Not a Dr. Logan’s Divorce Book – a Survival Guide for Kids Stuck in the Middle

Dr_-Logan-New-Cover-EatonNot a Dr. Logan’s Divorce Book, by Sydney Salter (2014, Character Publishing), $16.99 ISBN: 978-0-9890797-5-4

Recommended for ages 8-13

Eleven-year-old Logan’s parents have split up, turning her life upside down. Her father has already moved on and is dating; she and her mother have relocated from their house to a small apartment, and she’s feeling left behind by her friends, her father’s family – even her father, himself. Logan’s mom immerses herself in the teachings of a self-help author/TV host, Dr. Donna; Logan finds Dr. Donna quotes taped up all over her home. To combat her feelings of helplessness and frustration, Logan begins her own (Not a) Doctor Logan’s Divorce Book, part journal, part book of lists for dealing with the hurdles of being a child of divorce, all survival guide for kids.

I did not expect this book to bowl me over as hard as it did. Like half the country, I’m a child of divorce. Although my parents split when I was 18, rather than 11, I went through many of the same emotional upheavals and experienced so many of the same feelings that Logan describes – especially the feelings of anger and frustration with the parent that left. Ms. Salter covers the depression one parent experiences, and the almost teen-like personality the other parent takes on – how is a kid supposed to deal with this? She also manages to find the humor in every situation, from Logan’s botched “love magic” that she hopes will reunite her parents, to her idea that shirking her schoolwork will reunite her parents, albeit in the principal’s office. We take Logan’s journey with her, and see her through to the other side, when things just may get better after all.

The story, written in the first person, allows readers to place themselves in Logan’s shoes. Illustrations by Chelsea Eaton give firmer shape to the story, and I loved the journal entries, complete with notebook spiral rings. Different fonts help emphasize Logan’s writing versus her overall narrative.

Book discussion questions at the end are helpful to both book discussion groups and parents who may want to read this book with their kids, letting the questions lead them into deeper conversations about any life changes going on. There are also links to divorce resources for children and parents alike.
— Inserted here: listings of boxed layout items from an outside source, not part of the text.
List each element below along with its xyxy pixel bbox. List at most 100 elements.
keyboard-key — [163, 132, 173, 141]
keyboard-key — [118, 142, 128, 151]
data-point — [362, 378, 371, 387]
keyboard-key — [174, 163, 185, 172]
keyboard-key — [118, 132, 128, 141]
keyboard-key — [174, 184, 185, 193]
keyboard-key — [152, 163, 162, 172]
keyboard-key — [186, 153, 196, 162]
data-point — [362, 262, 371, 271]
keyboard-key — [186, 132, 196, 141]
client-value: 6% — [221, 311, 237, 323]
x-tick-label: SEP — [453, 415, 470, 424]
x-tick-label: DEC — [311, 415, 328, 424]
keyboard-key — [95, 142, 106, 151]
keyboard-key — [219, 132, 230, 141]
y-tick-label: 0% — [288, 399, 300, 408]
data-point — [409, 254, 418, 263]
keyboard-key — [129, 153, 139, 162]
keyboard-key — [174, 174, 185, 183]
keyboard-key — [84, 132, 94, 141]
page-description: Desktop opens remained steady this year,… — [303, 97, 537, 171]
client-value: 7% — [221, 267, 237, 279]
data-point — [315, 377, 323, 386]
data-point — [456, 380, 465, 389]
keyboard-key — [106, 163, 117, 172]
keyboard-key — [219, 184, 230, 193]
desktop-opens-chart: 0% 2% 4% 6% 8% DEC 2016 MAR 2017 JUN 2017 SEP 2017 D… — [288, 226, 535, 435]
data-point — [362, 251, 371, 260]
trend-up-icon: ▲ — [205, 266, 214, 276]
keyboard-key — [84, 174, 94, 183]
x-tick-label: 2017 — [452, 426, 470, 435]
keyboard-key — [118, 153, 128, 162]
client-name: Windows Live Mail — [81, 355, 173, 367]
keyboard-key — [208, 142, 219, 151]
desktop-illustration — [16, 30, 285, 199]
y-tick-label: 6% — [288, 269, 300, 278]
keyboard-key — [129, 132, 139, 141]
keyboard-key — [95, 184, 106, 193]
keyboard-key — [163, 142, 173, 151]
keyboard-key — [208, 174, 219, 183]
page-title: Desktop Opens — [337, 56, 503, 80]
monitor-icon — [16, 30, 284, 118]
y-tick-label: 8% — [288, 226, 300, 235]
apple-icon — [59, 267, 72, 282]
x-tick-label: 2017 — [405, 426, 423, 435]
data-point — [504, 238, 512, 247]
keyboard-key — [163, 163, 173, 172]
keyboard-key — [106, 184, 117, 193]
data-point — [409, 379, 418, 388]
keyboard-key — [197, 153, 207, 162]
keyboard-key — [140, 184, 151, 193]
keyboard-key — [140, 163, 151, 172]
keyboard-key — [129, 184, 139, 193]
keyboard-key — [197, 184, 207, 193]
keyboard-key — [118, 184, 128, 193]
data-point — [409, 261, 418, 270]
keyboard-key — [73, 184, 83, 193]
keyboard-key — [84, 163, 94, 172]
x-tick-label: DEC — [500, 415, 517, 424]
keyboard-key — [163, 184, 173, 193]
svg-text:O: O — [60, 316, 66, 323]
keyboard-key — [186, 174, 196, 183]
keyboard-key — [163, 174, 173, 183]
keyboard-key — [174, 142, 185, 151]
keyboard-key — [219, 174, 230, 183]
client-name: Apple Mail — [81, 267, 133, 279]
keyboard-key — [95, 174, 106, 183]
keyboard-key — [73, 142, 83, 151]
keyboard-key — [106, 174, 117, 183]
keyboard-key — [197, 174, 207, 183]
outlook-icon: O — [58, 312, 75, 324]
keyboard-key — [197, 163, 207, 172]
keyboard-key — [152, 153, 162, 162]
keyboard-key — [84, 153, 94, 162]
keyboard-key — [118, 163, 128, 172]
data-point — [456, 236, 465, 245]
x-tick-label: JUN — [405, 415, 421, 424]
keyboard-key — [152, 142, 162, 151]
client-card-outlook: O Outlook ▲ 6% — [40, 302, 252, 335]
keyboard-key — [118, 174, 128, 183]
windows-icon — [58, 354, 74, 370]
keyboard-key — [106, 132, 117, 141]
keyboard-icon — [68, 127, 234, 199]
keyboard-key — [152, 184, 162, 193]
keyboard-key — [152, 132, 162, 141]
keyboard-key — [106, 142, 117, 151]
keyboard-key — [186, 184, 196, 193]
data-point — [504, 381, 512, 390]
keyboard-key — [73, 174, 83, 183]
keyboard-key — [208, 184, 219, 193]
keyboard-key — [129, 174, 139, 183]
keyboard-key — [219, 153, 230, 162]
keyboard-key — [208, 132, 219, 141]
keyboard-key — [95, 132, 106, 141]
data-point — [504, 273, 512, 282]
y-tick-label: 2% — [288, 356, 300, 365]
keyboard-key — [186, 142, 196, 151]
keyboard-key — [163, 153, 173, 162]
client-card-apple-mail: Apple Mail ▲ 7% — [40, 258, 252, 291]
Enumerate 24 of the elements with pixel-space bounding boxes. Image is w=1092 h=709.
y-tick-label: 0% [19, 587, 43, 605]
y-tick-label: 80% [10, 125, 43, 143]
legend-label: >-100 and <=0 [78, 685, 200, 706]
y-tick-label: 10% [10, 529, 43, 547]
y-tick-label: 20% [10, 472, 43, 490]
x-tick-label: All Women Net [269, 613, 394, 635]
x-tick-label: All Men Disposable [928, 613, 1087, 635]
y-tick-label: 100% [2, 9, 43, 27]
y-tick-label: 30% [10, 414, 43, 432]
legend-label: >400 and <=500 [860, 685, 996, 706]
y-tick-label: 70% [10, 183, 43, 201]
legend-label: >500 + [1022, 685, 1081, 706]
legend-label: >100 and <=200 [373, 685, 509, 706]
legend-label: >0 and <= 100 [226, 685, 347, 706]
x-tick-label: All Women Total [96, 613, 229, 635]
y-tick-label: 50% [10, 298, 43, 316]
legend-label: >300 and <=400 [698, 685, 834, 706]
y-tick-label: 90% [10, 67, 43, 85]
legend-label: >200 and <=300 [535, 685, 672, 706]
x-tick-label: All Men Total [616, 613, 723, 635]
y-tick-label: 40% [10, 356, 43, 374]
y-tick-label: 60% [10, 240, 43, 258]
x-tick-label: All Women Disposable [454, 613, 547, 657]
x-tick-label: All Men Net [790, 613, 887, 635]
Sydney Salter dedicates the book to us readers, and to her nine-year-old self. My 40-something self thanks her for it. I’ll be getting this on the shelves at my library, where kids who need it will be able to find it.

The author’s webpage includes a Q&A, discussion questions about her other books, links to her social media, and a link to her blog.

Posted in Fiction, Middle Grade

Cybils Middle Grade At-a-Glance: The Meaning of Maggie & All Four Stars

I’ve been quiet lately, because I’ve been plowing through my Cybils middle grade fiction nominees. Here are some thoughts.

meaning of maggieThe Meaning of Maggie, by Megan Jean Sovern (2014, Chronicle Books) $16.99, ISBN: 978-1452110219

Recommended for ages 9-12

Set in the 1980s, Maggie’s an 11 year-old girl who wants to be president one day. She’s funny, quirky, and seemingly always at odds with her two older sisters. Her family is coping with her father’s increasingly worsening multiple sclerosis, the severity of which they try to shield from Maggie.

I enjoyed this book, in part because one of my childhood friends lost her mom to MS. Reading this book helped me, in a way, understand what my friend went through all those years ago, when we were all far too young to understand it. The author drew upon her own life to write this book, and for that, I’m thankful. Maggie is engaging and quirky, and as frustrating as I found her dad, in his ultimate quest to “be cool”, I saw his struggle to hang on when everything was falling apart around him.

all four stars coverAll Four Stars, by Tara Dairman (2014, Putnam Juvenile), $16.99, ISBN: 978-0399162527

Recommended for ages 9-12

An 11 year-old foodie raised by junk food junkies has to be one of the best story plots I’ve come across in a while!

Gladys LOVES cooking. It’s her passion. She has a cookbook collection, watches cooking shows with a passion her classmates reserve for video games… and her parents just don’t get it. They microwave everything that they don’t bring home in a greasy bag. How can a foodie live like this?

When Gladys enters an essay contest for the New York Standard newspaper, her essay ends up in the hands of the food editor – who thinks it’s a cover letter. Gladys finds herself with a freelance assignment – to test out a new dessert restaurant in Manhattan! How can she visit the restaurant and write her review without her parents catching on?

This book just made me happy. It’s a fun story, with an instantly likable main character. Even her antagonists are likable, if a bit clueless. The plot moves along at a great pace, and I found myself chuckling out loud at some of the situations Gladys found herself in while trying to keep her secret. This is a great book to put into kids’ hands, a welcome lift from the heaviness that seems to permeate middle grade realistic fiction these days. I can’t wait to read the sequel, The Stars of Summer, when it hits shelves this summer.